BM: Some of those writers I began to read more closely while working on Reconciliation—and I continue to return to Simone Weil and Meister Eckhart. Since the pandemic I’ve been reading books on Buddhism. Right now I’m reading Oval by Elvia Wilk, The Prison and the American Imagination by Caleb Smith and several books about the California missions (the latter for a project I am working on).  Research is important to my practice; I try to understand the layers of histories and narratives that define my subjects. Research helps reveal where and what I am photographing—helps me decipher what is visible but not obvious.  Research also leads to what is still unknown about subjects—the narratives that have been silenced, hidden or overlooked.

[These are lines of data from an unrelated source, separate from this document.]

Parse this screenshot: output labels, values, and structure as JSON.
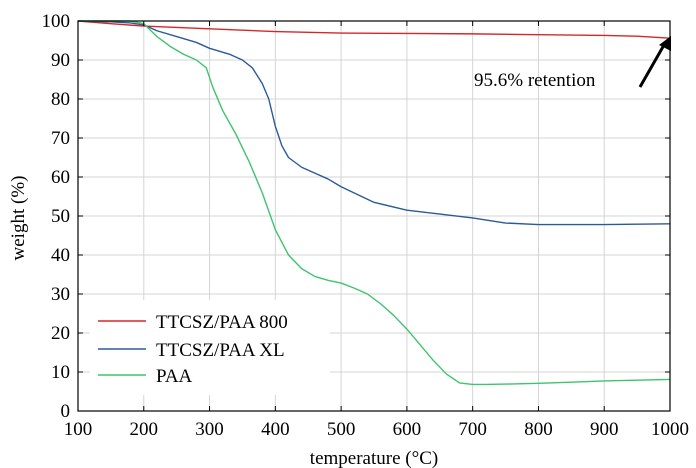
{
  "chart_data": {
    "type": "line",
    "xlabel": "temperature (°C)",
    "ylabel": "weight (%)",
    "xlim": [
      100,
      1000
    ],
    "ylim": [
      0,
      100
    ],
    "xticks": [
      100,
      200,
      300,
      400,
      500,
      600,
      700,
      800,
      900,
      1000
    ],
    "yticks": [
      0,
      10,
      20,
      30,
      40,
      50,
      60,
      70,
      80,
      90,
      100
    ],
    "grid": true,
    "legend_position": "bottom-left",
    "series": [
      {
        "name": "TTCSZ/PAA 800",
        "color": "#d62728",
        "x": [
          100,
          150,
          200,
          300,
          400,
          500,
          600,
          700,
          800,
          900,
          950,
          1000
        ],
        "y": [
          100,
          99.3,
          98.7,
          98.0,
          97.3,
          96.9,
          96.8,
          96.7,
          96.5,
          96.3,
          96.1,
          95.6
        ]
      },
      {
        "name": "TTCSZ/PAA XL",
        "color": "#2a5a9a",
        "x": [
          100,
          150,
          180,
          200,
          220,
          250,
          280,
          300,
          330,
          350,
          365,
          380,
          390,
          400,
          410,
          420,
          440,
          460,
          480,
          500,
          550,
          600,
          650,
          700,
          750,
          800,
          850,
          900,
          950,
          1000
        ],
        "y": [
          100,
          99.8,
          99.5,
          99.0,
          97.5,
          96.0,
          94.5,
          93.0,
          91.5,
          90.0,
          88.0,
          84.0,
          80.0,
          73.0,
          68.0,
          65.0,
          62.5,
          61.0,
          59.5,
          57.5,
          53.5,
          51.5,
          50.5,
          49.5,
          48.2,
          47.8,
          47.8,
          47.8,
          47.9,
          48.0
        ]
      },
      {
        "name": "PAA",
        "color": "#3ec46d",
        "x": [
          100,
          150,
          180,
          200,
          220,
          240,
          260,
          280,
          295,
          305,
          320,
          340,
          360,
          380,
          400,
          420,
          440,
          460,
          480,
          500,
          520,
          540,
          560,
          580,
          600,
          620,
          640,
          660,
          680,
          700,
          720,
          750,
          800,
          850,
          900,
          950,
          1000
        ],
        "y": [
          100,
          100,
          100,
          99.3,
          96.0,
          93.5,
          91.5,
          90.0,
          88.0,
          83.0,
          77.0,
          71.0,
          64.0,
          56.0,
          46.5,
          40.0,
          36.5,
          34.5,
          33.5,
          32.8,
          31.5,
          30.0,
          27.5,
          24.5,
          21.0,
          17.0,
          13.0,
          9.5,
          7.2,
          6.8,
          6.8,
          6.9,
          7.1,
          7.4,
          7.7,
          7.9,
          8.1
        ]
      }
    ],
    "annotations": [
      {
        "text": "95.6% retention",
        "arrow_to_x": 1000,
        "arrow_to_y": 95.6
      }
    ]
  }
}
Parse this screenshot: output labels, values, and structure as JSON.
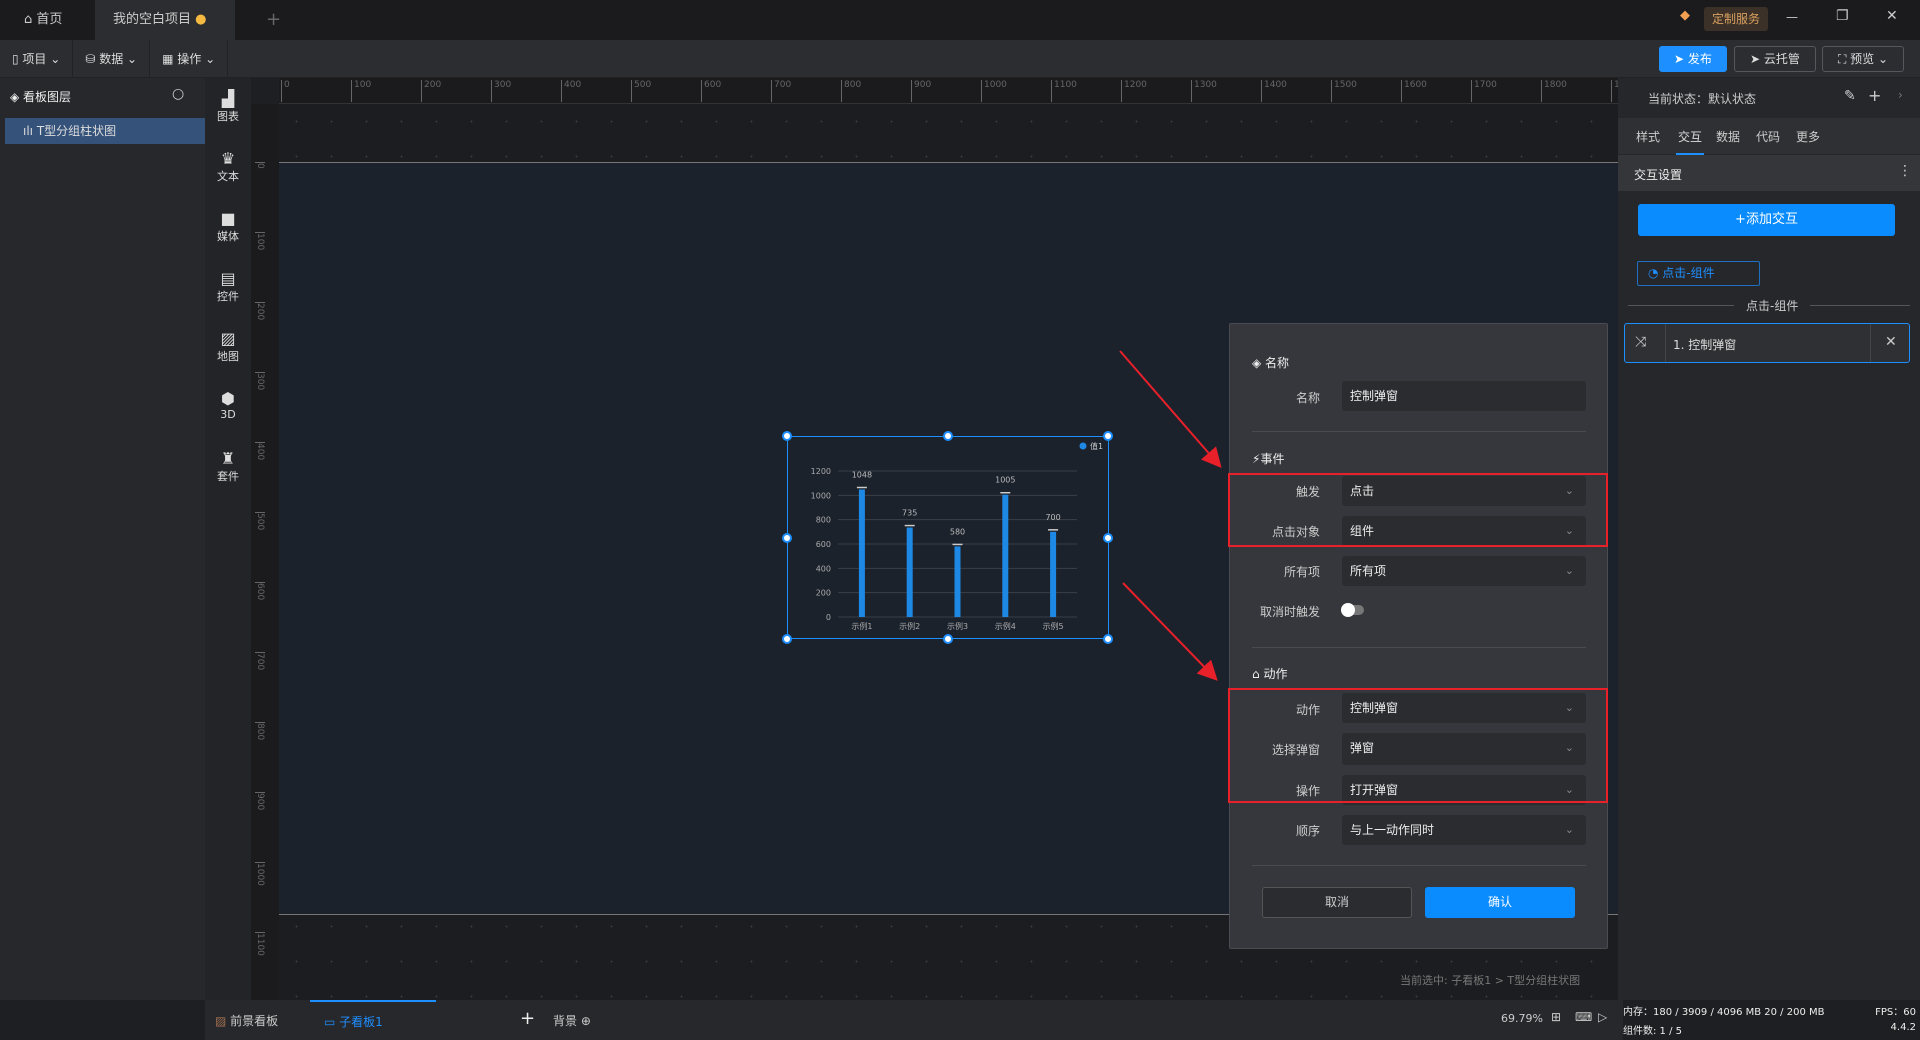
{
  "titlebar": {
    "home_tab": "首页",
    "project_tab": "我的空白项目",
    "new_tab": "+",
    "service_badge": "定制服务"
  },
  "toolbar": {
    "project": "项目",
    "data": "数据",
    "operate": "操作",
    "publish": "发布",
    "cloud": "云托管",
    "preview": "预览"
  },
  "layers": {
    "title": "看板图层",
    "items": [
      {
        "label": "T型分组柱状图"
      }
    ]
  },
  "component_bar": [
    {
      "icon": "chart-icon",
      "label": "图表"
    },
    {
      "icon": "text-icon",
      "label": "文本"
    },
    {
      "icon": "media-icon",
      "label": "媒体"
    },
    {
      "icon": "control-icon",
      "label": "控件"
    },
    {
      "icon": "map-icon",
      "label": "地图"
    },
    {
      "icon": "cube-icon",
      "label": "3D"
    },
    {
      "icon": "suite-icon",
      "label": "套件"
    }
  ],
  "ruler": {
    "h_ticks": [
      "0",
      "100",
      "200",
      "300",
      "400",
      "500",
      "600",
      "700",
      "800",
      "900",
      "1000",
      "1100",
      "1200",
      "1300",
      "1400",
      "1500",
      "1600",
      "1700",
      "1800",
      "1900"
    ],
    "v_ticks": [
      "0",
      "100",
      "200",
      "300",
      "400",
      "500",
      "600",
      "700",
      "800",
      "900",
      "1000",
      "1100",
      "1200"
    ]
  },
  "chart_data": {
    "type": "bar",
    "categories": [
      "示例1",
      "示例2",
      "示例3",
      "示例4",
      "示例5"
    ],
    "series": [
      {
        "name": "值1",
        "values": [
          1048,
          735,
          580,
          1005,
          700
        ]
      }
    ],
    "ylim": [
      0,
      1200
    ],
    "yticks": [
      "0",
      "200",
      "400",
      "600",
      "800",
      "1000",
      "1200"
    ],
    "grid": true,
    "legend": "top-right",
    "color": "#1e88e5"
  },
  "dialog": {
    "name_section": "名称",
    "name_label": "名称",
    "name_value": "控制弹窗",
    "event_section": "事件",
    "trigger_label": "触发",
    "trigger_value": "点击",
    "target_label": "点击对象",
    "target_value": "组件",
    "items_label": "所有项",
    "items_value": "所有项",
    "cancel_trigger_label": "取消时触发",
    "cancel_trigger_on": false,
    "action_section": "动作",
    "action_label": "动作",
    "action_value": "控制弹窗",
    "popup_label": "选择弹窗",
    "popup_value": "弹窗",
    "op_label": "操作",
    "op_value": "打开弹窗",
    "order_label": "顺序",
    "order_value": "与上一动作同时",
    "cancel": "取消",
    "confirm": "确认"
  },
  "right": {
    "state_label": "当前状态：默认状态",
    "tabs": [
      "样式",
      "交互",
      "数据",
      "代码",
      "更多"
    ],
    "active_tab": "交互",
    "section": "交互设置",
    "add_button": "+添加交互",
    "event_tag": "点击-组件",
    "group_title": "点击-组件",
    "action_item": "1. 控制弹窗"
  },
  "canvas": {
    "selection_path": "当前选中: 子看板1 > T型分组柱状图"
  },
  "bottom": {
    "foreground": "前景看板",
    "sub_board": "子看板1",
    "add": "+",
    "background": "背景",
    "zoom": "69.79%",
    "memory": "内存：180 / 3909 / 4096 MB  20 / 200 MB",
    "fps": "FPS：60",
    "components": "组件数: 1 / 5",
    "version": "4.4.2"
  },
  "colors": {
    "accent": "#1e8fff",
    "highlight": "#e8202a"
  }
}
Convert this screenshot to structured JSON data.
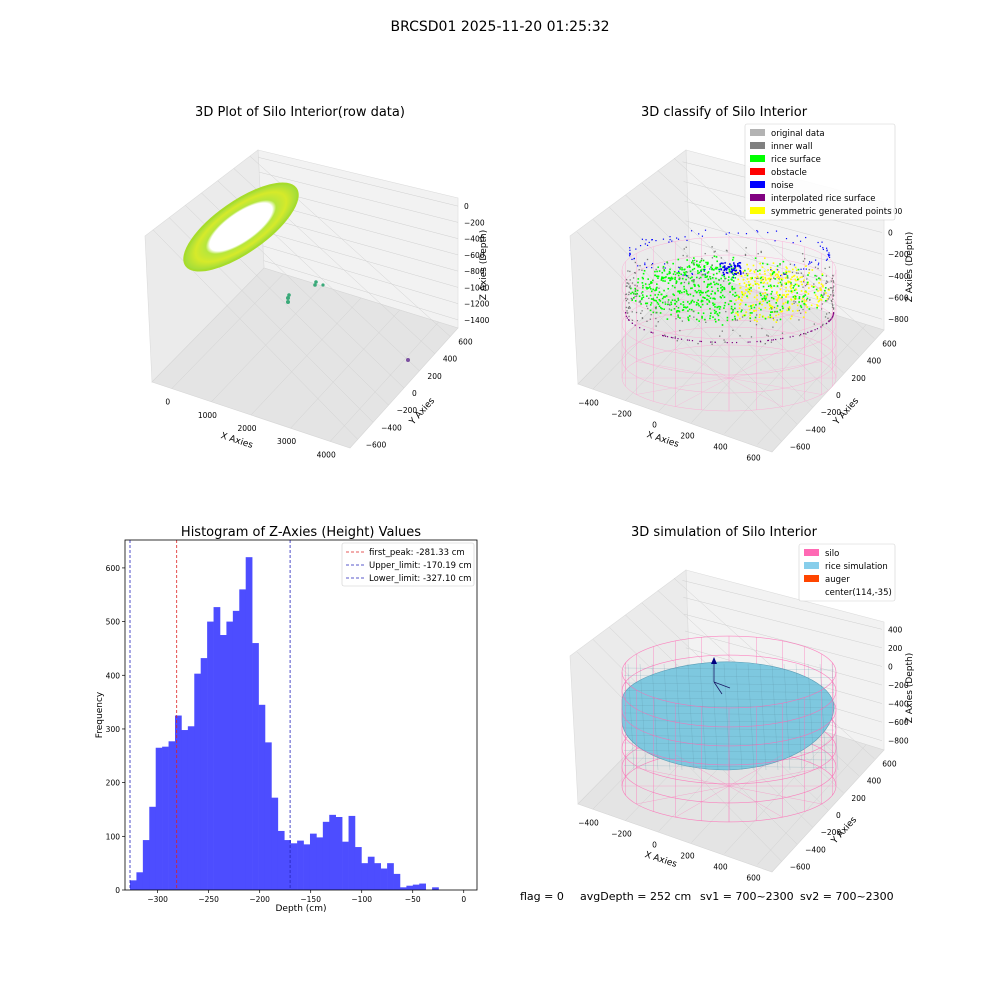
{
  "suptitle": "BRCSD01 2025-11-20 01:25:32",
  "footer": {
    "flag": "flag = 0",
    "avg": "avgDepth = 252 cm",
    "sv1": "sv1 = 700~2300",
    "sv2": "sv2 = 700~2300"
  },
  "colors": {
    "hist_bar": "#4d4dff",
    "first_peak": "#dd2222",
    "limit_line": "#2222bb",
    "silo_wire": "#ff69b4",
    "rice_surface_fill": "#7ec8df",
    "pane": "#f2f2f2"
  },
  "panels": {
    "raw": {
      "title": "3D Plot of Silo Interior(row data)",
      "xlabel": "X Axies",
      "ylabel": "Y Axies",
      "zlabel": "Z Axies (Depth)",
      "xticks": [
        "0",
        "1000",
        "2000",
        "3000",
        "4000"
      ],
      "yticks": [
        "600",
        "400",
        "200",
        "0",
        "−200",
        "−400",
        "−600"
      ],
      "zticks": [
        "0",
        "−200",
        "−400",
        "−600",
        "−800",
        "−1000",
        "−1200",
        "−1400"
      ]
    },
    "classify": {
      "title": "3D classify of Silo Interior",
      "xlabel": "X Axies",
      "ylabel": "Y Axies",
      "zlabel": "Z Axies (Depth)",
      "xticks": [
        "−400",
        "−200",
        "0",
        "200",
        "400",
        "600"
      ],
      "yticks": [
        "600",
        "400",
        "200",
        "0",
        "−200",
        "−400",
        "−600"
      ],
      "zticks": [
        "200",
        "0",
        "−200",
        "−400",
        "−600",
        "−800"
      ],
      "legend": [
        {
          "label": "original data",
          "color": "#b3b3b3"
        },
        {
          "label": "inner wall",
          "color": "#808080"
        },
        {
          "label": "rice surface",
          "color": "#00ff00"
        },
        {
          "label": "obstacle",
          "color": "#ff0000"
        },
        {
          "label": "noise",
          "color": "#0000ff"
        },
        {
          "label": "interpolated rice surface",
          "color": "#800080"
        },
        {
          "label": "symmetric generated points",
          "color": "#ffff00"
        }
      ]
    },
    "simulation": {
      "title": "3D simulation of Silo Interior",
      "xlabel": "X Axies",
      "ylabel": "Y Axies",
      "zlabel": "Z Axies (Depth)",
      "xticks": [
        "−400",
        "−200",
        "0",
        "200",
        "400",
        "600"
      ],
      "yticks": [
        "600",
        "400",
        "200",
        "0",
        "−200",
        "−400",
        "−600"
      ],
      "zticks": [
        "400",
        "200",
        "0",
        "−200",
        "−400",
        "−600",
        "−800"
      ],
      "legend": [
        {
          "label": "silo",
          "color": "#ff69b4"
        },
        {
          "label": "rice simulation",
          "color": "#87ceeb"
        },
        {
          "label": "auger",
          "color": "#ff4500"
        },
        {
          "label": "center(114,-35)",
          "color": ""
        }
      ]
    }
  },
  "chart_data": [
    {
      "type": "bar",
      "title": "Histogram of Z-Axies (Height) Values",
      "xlabel": "Depth (cm)",
      "ylabel": "Frequency",
      "xlim": [
        -332,
        13
      ],
      "ylim": [
        0,
        652
      ],
      "xticks": [
        -300,
        -250,
        -200,
        -150,
        -100,
        -50,
        0
      ],
      "yticks": [
        0,
        100,
        200,
        300,
        400,
        500,
        600
      ],
      "bin_start": -327.1,
      "bin_width": 6.3,
      "values": [
        18,
        33,
        93,
        155,
        265,
        267,
        277,
        325,
        298,
        305,
        403,
        432,
        500,
        527,
        475,
        500,
        520,
        560,
        620,
        460,
        345,
        275,
        172,
        110,
        93,
        87,
        92,
        85,
        105,
        98,
        127,
        140,
        136,
        90,
        138,
        80,
        50,
        62,
        50,
        40,
        50,
        30,
        5,
        8,
        10,
        12,
        0,
        5
      ],
      "lines": [
        {
          "label": "first_peak: -281.33 cm",
          "x": -281.33,
          "color": "#dd2222"
        },
        {
          "label": "Upper_limit: -170.19 cm",
          "x": -170.19,
          "color": "#2222bb"
        },
        {
          "label": "Lower_limit: -327.10 cm",
          "x": -327.1,
          "color": "#2222bb"
        }
      ]
    }
  ]
}
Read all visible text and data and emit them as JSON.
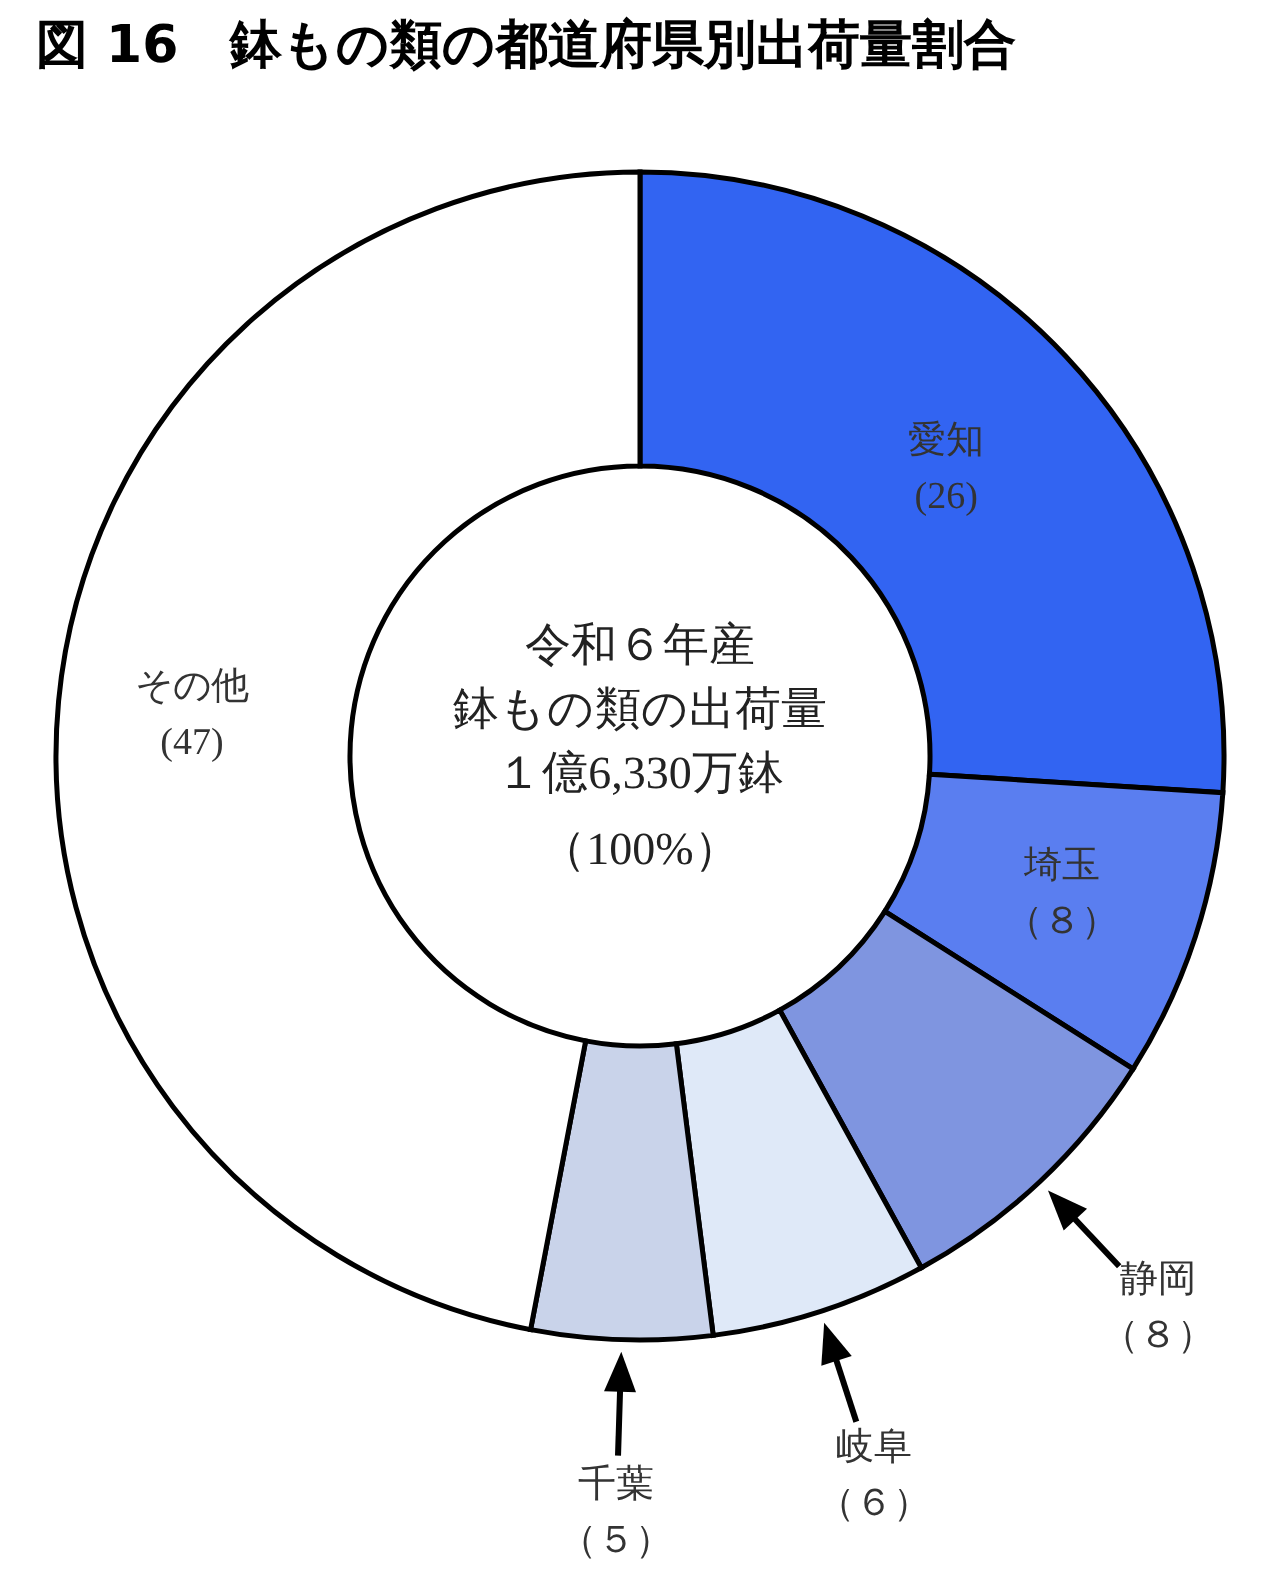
{
  "chart_data": {
    "type": "donut",
    "title": "図 16　鉢もの類の都道府県別出荷量割合",
    "categories": [
      "愛知",
      "埼玉",
      "静岡",
      "岐阜",
      "千葉",
      "その他"
    ],
    "values": [
      26,
      8,
      8,
      6,
      5,
      47
    ],
    "colors": [
      "#3264f2",
      "#5a7ef0",
      "#7f95e0",
      "#dfe9f8",
      "#c9d3ea",
      "#ffffff"
    ],
    "value_labels": [
      "(26)",
      "（８）",
      "（８）",
      "（６）",
      "（５）",
      "(47)"
    ],
    "annotations": [
      "令和６年産",
      "鉢もの類の出荷量",
      "１億6,330万鉢",
      "（100%）"
    ]
  }
}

Not all of this can make it into my photographs but I hope it floats around them.

Untitled 11, 20 in. x 24 in., Archival Pigment Print, from the series Stellar Skytron, 2016-2019

Untitled 1, 20 in. x 24 in., Archival Pigment Print, from the series Stellar Skytron, 2016-2019

Untitled 6, 20 in. x 24 in., Archival Pigment Print, from the series Stellar Skytron, 2016-2019

JL: You recently published another book, Stellar Skytron, in response to your experience of birth and new motherhood. However, the book does not show pictures of eitherinstead, you offer the viewer what you yourself saw as you gave birth: the surgical lights above you. What struck you about these lights, either during the very moment of giving birth, or later as you reflected on the experience?



BM: Throughout my pregnancy I had wanted to photograph the ceiling of the room where I would give birth. I wanted to document a shared visual experience—what the baby and I saw together. I brought my 4x5 to the hospital with me. But then I had a c-section and was in no shape to photograph anything. Lying in the operating room, the lights were such a focal point of the entire experience I realized it made more sense to photograph them.  I went back a few weeks later.  I ended up making dark, abstracted photographs of lights. The first light my son saw. Or since newborns don’t see well, the first light my son felt.